L’université n’a de sens que si elle produit des ouvrages et des articles scientifiques issus de la recherche. Et il ne s’agit pas d’une recherche menée pour elle-même, dans un simple effet de mode, mais d’une recherche capable d’apporter des réponses concrètes aux véritables préoccupations de la société.

C’est dans cette dynamique que l’Université de Kinshasa (UNIKIN) continue de se distinguer. Ce jeudi 4 juin 2026, l’un de ses éminents professeurs, le publiciste Laurent Onyemba Djongandeke, a présenté un ouvrage qui se veut une contribution majeure à la réflexion sur l’encadrement du multipartisme en République démocratique du Congo.
Intitulé « Les partis politiques et la construction de l’État de droit constitutionnel en RDC : Contribution à la théorie du multipartisme rationalisé en droit constitutionnel congolais », cet ouvrage de 348 pages est publié aux éditions L’Harmattan.

Le livre a été porté sur les fonts baptismaux par l’ancien ministre de la Justice, Alexis Thambwe Mwamba, en présence du doyen de la Faculté de droit de l’Université de Kinshasa, ainsi que de plusieurs personnalités du monde politique, juridique et académique congolais.

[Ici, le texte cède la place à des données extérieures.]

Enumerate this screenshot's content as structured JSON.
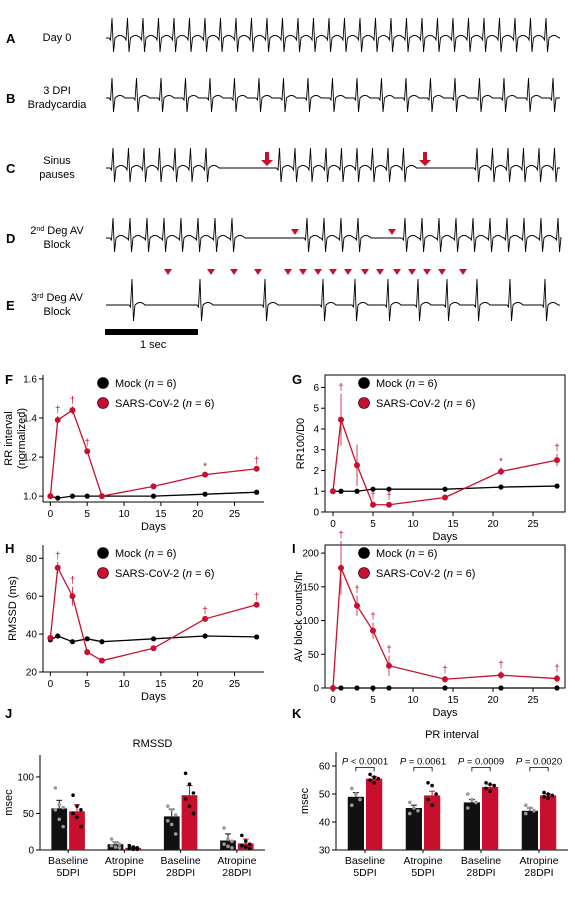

Selon son auteur, cet ouvrage vise à proposer un modèle de multipartisme mieux adapté aux réalités du pays, tout en luttant contre la prolifération de partis politiques sans véritable ancrage ni utilité pour la démocratie. Il suggère également la mise en place de ce qu’il appelle un « droit pénal des partis politiques » en RDC.
« L’ouvrage publié aujourd’hui est tiré de ma thèse de doctorat qui portait sur cette même problématique. Je suis parti du constat scientifique selon lequel notre pays connaît une prolifération excessive des partis politiques. La déliquescence de l’État n’est aujourd’hui que la transposition de celle des partis politiques. Si nous voulons bâtir un État de droit constitutionnel et démocratique, garant d’un développement intégral, nous devons impérativement encadrer cette prolifération perverse des partis politiques », a déclaré l’auteur.
Poursuivant son propos, Me Laurent Onyemba a exposé quelques-unes de ses principales recommandations : « J’ai proposé un véritable code pénal des partis politiques. Un parti qui participe aux élections sans obtenir le moindre siège devrait être dissous de plein droit, et ses animateurs ne devraient plus être autorisés à créer ou à rejoindre un autre parti politique. J’ai également proposé des mécanismes permettant aux partis politiques de jouer un rôle actif dans l’éducation civique des citoyens, au-delà de la simple conquête du pouvoir. Les missions et les fonctions des partis doivent être au cœur de leur existence. Il est anormal que l’on retrouve au sein d’un même parti le père, la mère et les enfants, et que les institutions de l’État soient confisquées par un groupe restreint d’individus. »
L’auteur affirme avoir également abordé dans son ouvrage la question de la réforme constitutionnelle.
« Aucun constitutionnaliste sérieux et crédible ne peut soutenir qu’il est possible de déconstruire l’ordre constitutionnel qui fonde sa propre légitimité. Ce sont des hérésies scientifiques. Certains évoquent l’exemple de la Suisse, mais nous ne sommes pas la Suisse. La Constitution suisse prévoit des mécanismes de révision totale. Chez nous, l’article 220 constitue le socle du compromis fondamental de notre société. Quiconque s’aventurerait à le remettre en cause devra se soumettre au jugement du temps et, surtout, à celui du peuple, qui demeure le souverain ultime », a-t-il martelé.
Comme indiqué précédemment, l’ouvrage a été baptisé par Alexis Thambwe Mwamba. Ce dernier a souhaité voir ce livre figurer dans les bibliothèques de tous les responsables politiques appelés à exercer de hautes fonctions au sein de l’État.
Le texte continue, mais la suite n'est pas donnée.